Syria’s state-run news agency reported that at least 25 men were killed and dumped on the side of a road in this rebel-held area on June 22.
Online video showed more than a dozen corpses, some dressed in military uniforms, in this village near the city of Aleppo in northwest Syria, the Associated Press reported.
“These are shabiha of Bashar al-Assad’s regime,” the video’s narrator said, referring to the name of Syria’s pro-government militia.
The killings came amid several weeks of heavy shelling by government forces fighting to take back rebel-controlled areas around Aleppo.
Thirteen factory workers were forced off of a bus on May 31, made to chant pro-government slogans, and then executed. None of the men were reported to have been known activists. Anti-government activists blamed the attack on the loyalist shabiha militia, and posted gruesome video showing bodies that had been shot at close range in the head and stomach.

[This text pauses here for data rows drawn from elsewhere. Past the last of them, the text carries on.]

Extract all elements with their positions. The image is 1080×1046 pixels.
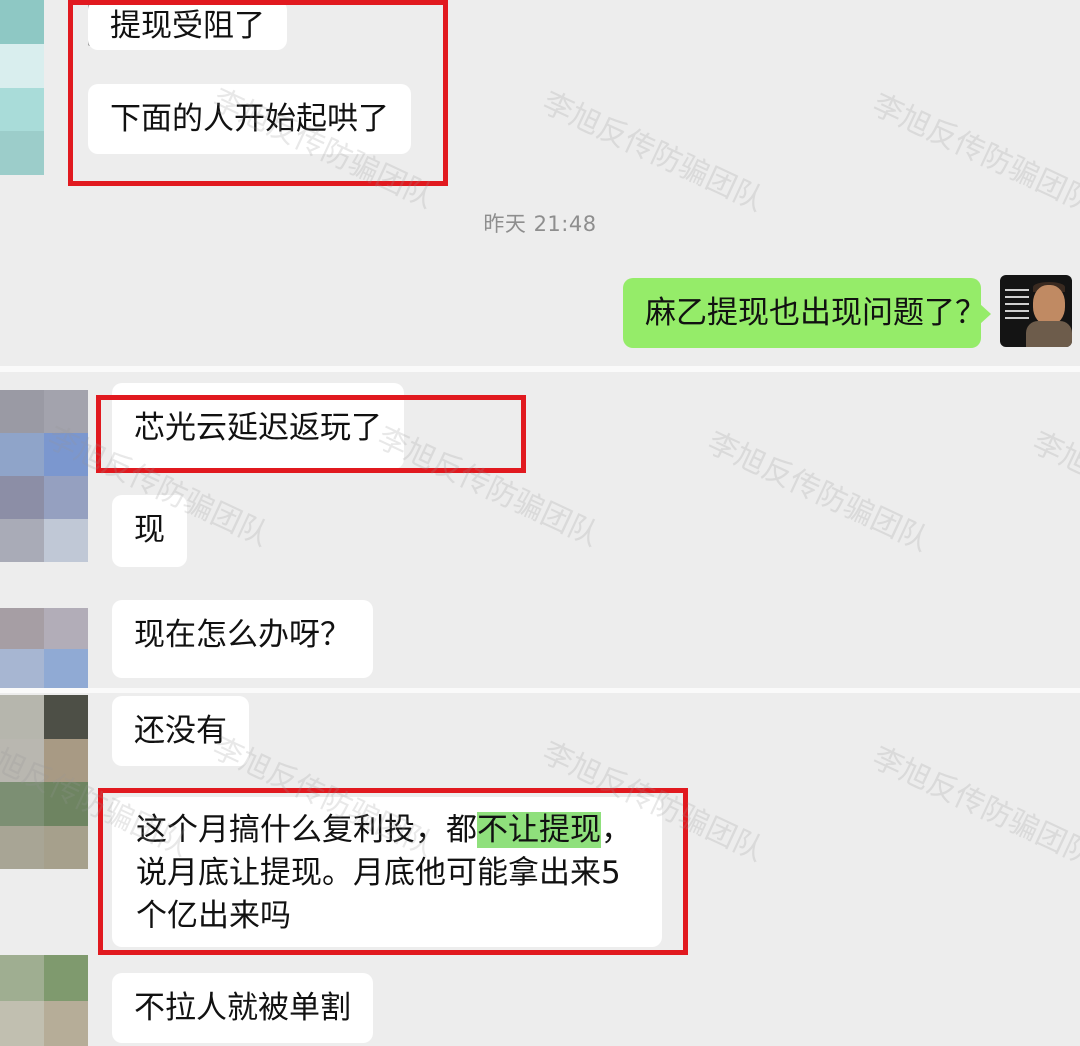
avatar-body [1026, 321, 1072, 347]
watermark: 李旭反传防骗团队 [701, 425, 935, 559]
message-bubble[interactable]: 不拉人就被单割 [112, 973, 373, 1043]
self-avatar[interactable] [1000, 275, 1072, 347]
watermark: 李旭反传防骗团队 [866, 87, 1080, 221]
message-bubble[interactable]: 现在怎么办呀？ [112, 600, 373, 678]
screenshot-divider [0, 366, 1080, 372]
message-bubble[interactable]: 现 [112, 495, 187, 567]
contact-avatar[interactable] [0, 390, 88, 562]
annotation-box [98, 788, 688, 955]
chat-panel-2: 芯光云延迟返玩了 现 现在怎么办呀？ 李旭反传防骗团队 李旭反传防骗团队 李旭反… [0, 373, 1080, 689]
self-message-bubble[interactable]: 麻乙提现也出现问题了？ [623, 278, 991, 348]
annotation-box [68, 0, 448, 186]
watermark: 李旭反传防骗团队 [536, 85, 770, 219]
chat-panel-1: 提现受阻了 下面的人开始起哄了 昨天 21:48 麻乙提现也出现问题了？ 李旭反… [0, 0, 1080, 365]
contact-avatar[interactable] [0, 955, 88, 1046]
avatar-text-lines [1005, 289, 1029, 324]
chat-panel-3: 还没有 这个月搞什么复利投，都不让提现，说月底让提现。月底他可能拿出来5个亿出来… [0, 693, 1080, 1046]
message-bubble[interactable]: 还没有 [112, 696, 249, 766]
avatar-face [1033, 285, 1065, 325]
watermark: 李旭反传防骗团队 [866, 740, 1080, 874]
contact-avatar[interactable] [0, 608, 88, 689]
annotation-box [96, 395, 526, 473]
timestamp: 昨天 21:48 [483, 212, 597, 236]
watermark: 李旭反传防骗团队 [1026, 425, 1080, 559]
contact-avatar[interactable] [0, 695, 88, 869]
contact-avatar[interactable] [0, 0, 44, 175]
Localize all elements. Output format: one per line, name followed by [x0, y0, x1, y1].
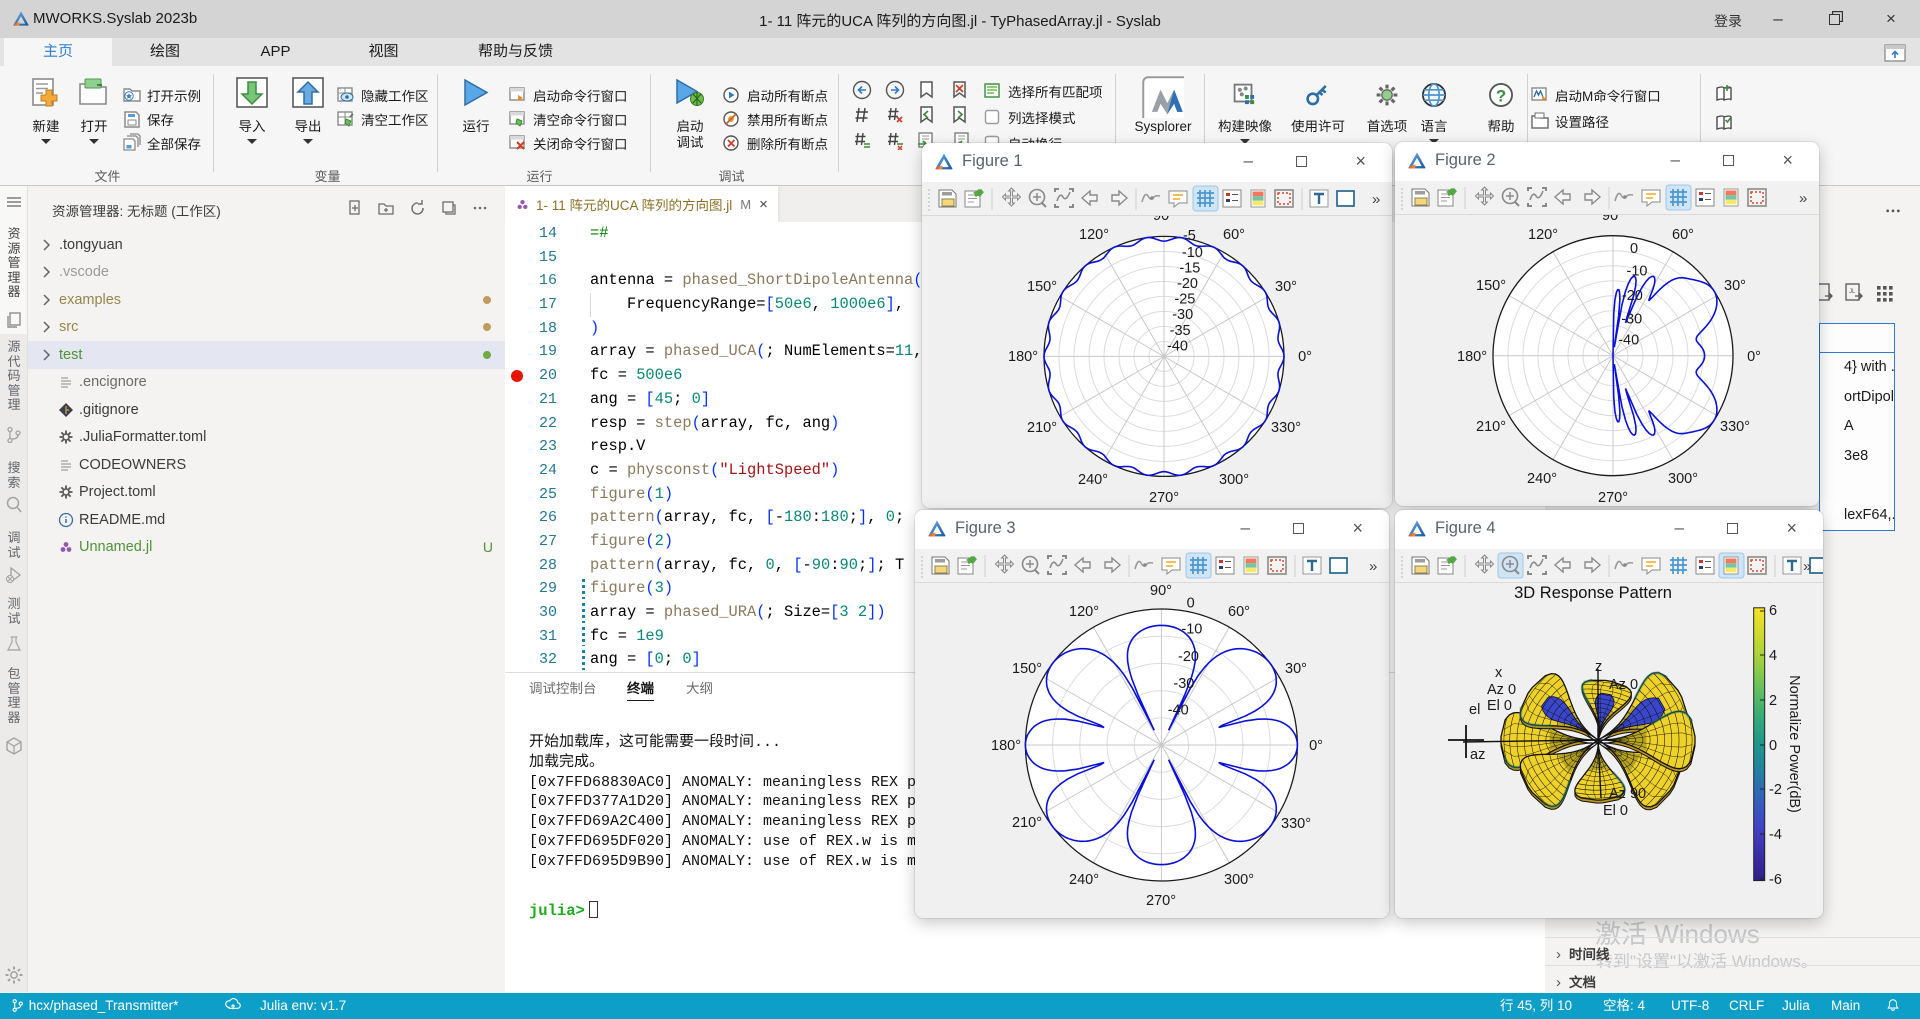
svg-text:2: 2	[1769, 693, 1777, 709]
svg-text:30°: 30°	[1285, 661, 1307, 677]
svg-text:Az 0: Az 0	[1487, 682, 1516, 698]
svg-text:0°: 0°	[1309, 738, 1323, 754]
svg-text:»: »	[1372, 191, 1380, 208]
svg-text:0: 0	[1769, 738, 1777, 754]
svg-text:-6: -6	[1769, 872, 1782, 888]
svg-text:»: »	[1799, 190, 1807, 207]
svg-text:-5: -5	[1183, 228, 1196, 244]
svg-text:210°: 210°	[1012, 815, 1042, 831]
svg-text:-4: -4	[1769, 827, 1782, 843]
svg-text:3D Response Pattern: 3D Response Pattern	[1514, 584, 1672, 602]
svg-text:El 0: El 0	[1487, 698, 1512, 714]
svg-text:-15: -15	[1179, 261, 1200, 277]
svg-text:270°: 270°	[1146, 893, 1176, 909]
svg-text:-30: -30	[1173, 676, 1194, 692]
svg-text:-35: -35	[1170, 323, 1191, 339]
svg-text:0°: 0°	[1298, 349, 1312, 365]
svg-text:JL: JL	[1849, 289, 1856, 295]
svg-text:6: 6	[1769, 603, 1777, 619]
svg-text:60°: 60°	[1672, 227, 1694, 243]
svg-text:300°: 300°	[1224, 872, 1254, 888]
svg-text:30°: 30°	[1275, 279, 1297, 295]
svg-text:0: 0	[1630, 241, 1638, 257]
svg-text:30°: 30°	[1724, 278, 1746, 294]
svg-text:z: z	[1595, 659, 1602, 675]
svg-text:-40: -40	[1168, 702, 1189, 718]
svg-text:-10: -10	[1181, 622, 1202, 638]
svg-text:0°: 0°	[1747, 349, 1761, 365]
svg-text:Az 0: Az 0	[1609, 677, 1638, 693]
svg-text:330°: 330°	[1281, 816, 1311, 832]
svg-text:-20: -20	[1622, 288, 1643, 304]
svg-text:-30: -30	[1621, 311, 1642, 327]
svg-text:-10: -10	[1182, 245, 1203, 261]
svg-text:90°: 90°	[1153, 216, 1175, 224]
svg-text:60°: 60°	[1223, 227, 1245, 243]
svg-text:El 0: El 0	[1603, 803, 1628, 819]
svg-text:0: 0	[1187, 595, 1195, 611]
svg-text:-25: -25	[1174, 292, 1195, 308]
svg-text:»: »	[1803, 558, 1811, 575]
svg-text:300°: 300°	[1668, 471, 1698, 487]
svg-text:180°: 180°	[1008, 349, 1038, 365]
svg-text:-40: -40	[1167, 339, 1188, 355]
svg-text:240°: 240°	[1069, 872, 1099, 888]
svg-text:4: 4	[1769, 648, 1777, 664]
svg-text:270°: 270°	[1598, 490, 1628, 506]
svg-text:-30: -30	[1172, 307, 1193, 323]
svg-text:-10: -10	[1627, 264, 1648, 280]
svg-text:150°: 150°	[1027, 279, 1057, 295]
svg-text:150°: 150°	[1012, 661, 1042, 677]
svg-text:120°: 120°	[1079, 227, 1109, 243]
svg-text:300°: 300°	[1219, 472, 1249, 488]
svg-text:x: x	[1495, 665, 1503, 681]
svg-text:?: ?	[1496, 87, 1506, 106]
svg-text:-40: -40	[1618, 333, 1639, 349]
svg-text:-20: -20	[1178, 649, 1199, 665]
svg-text:210°: 210°	[1027, 420, 1057, 436]
svg-text:»: »	[1369, 558, 1377, 575]
svg-text:240°: 240°	[1527, 471, 1557, 487]
svg-text:330°: 330°	[1271, 420, 1301, 436]
svg-text:Az 90: Az 90	[1609, 786, 1646, 802]
svg-text:-2: -2	[1769, 782, 1782, 798]
svg-text:Normalize Power(dB): Normalize Power(dB)	[1786, 675, 1802, 813]
svg-text:210°: 210°	[1476, 419, 1506, 435]
svg-text:60°: 60°	[1228, 604, 1250, 620]
svg-text:270°: 270°	[1149, 490, 1179, 506]
svg-text:150°: 150°	[1476, 278, 1506, 294]
svg-text:90°: 90°	[1602, 215, 1624, 224]
svg-text:el: el	[1469, 702, 1480, 718]
svg-text:120°: 120°	[1528, 227, 1558, 243]
svg-text:90°: 90°	[1150, 583, 1172, 599]
svg-text:az: az	[1470, 747, 1485, 763]
svg-text:180°: 180°	[991, 738, 1021, 754]
svg-text:240°: 240°	[1078, 472, 1108, 488]
svg-text:180°: 180°	[1457, 349, 1487, 365]
svg-text:-20: -20	[1177, 276, 1198, 292]
svg-text:120°: 120°	[1069, 604, 1099, 620]
svg-text:330°: 330°	[1720, 419, 1750, 435]
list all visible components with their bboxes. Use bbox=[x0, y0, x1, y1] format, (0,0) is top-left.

Midday prayers had just finished when the killing began in Houla on May 25. Residents of the region, which is largely Sunni Muslim, were preparing for an anti-government demonstration when the offensive began. It started with roughly two hours of shelling from nearby predominantly Alawite villages.
When the shelling ended, armed gunmen went door-to-door, killing families at close range. As one survivor recalled to the BBC, “I heard all my family members screaming and yelling … As I approached the door, I heard several gunshots. I heard the soldiers leaving. I looked outside the room and saw all of my family members shot.”
In all, 108 locals, including 49 children, were killed in the Houla massacre. The United Nations has blamed (pdf) Syrian troops and the loyalist shabiha militia for the slaughter. The government has denied responsibility, however, maintaining that the attack was the work of “terrorists.”
As many as 400 dead bodies were discovered in late August in the Damascus suburb of Daraya, casualties of what appeared to be the single deadliest massacre since the beginning of the uprising.
The killings were part of a broader campaign by the regime to reassert control and turn local populations against the rebels. Witnesses reported that government forces entered the town, demanded hospitality from its residents, and then killed their hosts. After the killings, state media reported that Daraya had been “cleansed of terrorist remnants.”
Another 200 civilians were killed in this village in Hama province in July. Activists said that the attack followed a similar pattern: hours of bombardment by tanks, helicopter, and artillery shelling, followed by close-range executions by shabiha militia members.
Reports of new massacres in Hama province began to trickle out beginning in June, when up to 100 civilians were slaughtered in the village of Al Qubair. Activists said that security forces stormed the village, followed by pro-government militia members known as the shabiha. They shot multiple civilians at close range, stabbed others, and burnt bodies, according to activists. Government officials denied a state role in the assault, blaming it instead on “terrorists.”
Military forces attacked the Mediterranean coastal city in April 2011 after anti-government protests first broke out in Syria. By that August, the Syrian government re-entered the city with Navy vessels, tanks and soldiers, killing dozens.
While a majority of its residents are Sunnis, the city is also the heartland of President Bashar al-Assad’s minority Alawite sect. It was from Latakia that Assad directed the response to the July assassination of three of his top lieutenants in Damascus. Many analysts believe that if and when an endgame arrives for the current regime, it will center around Latakia.
*Because Syria has largely barred western journalists from the country, it is impossible to confirm some reports and death toll estimates.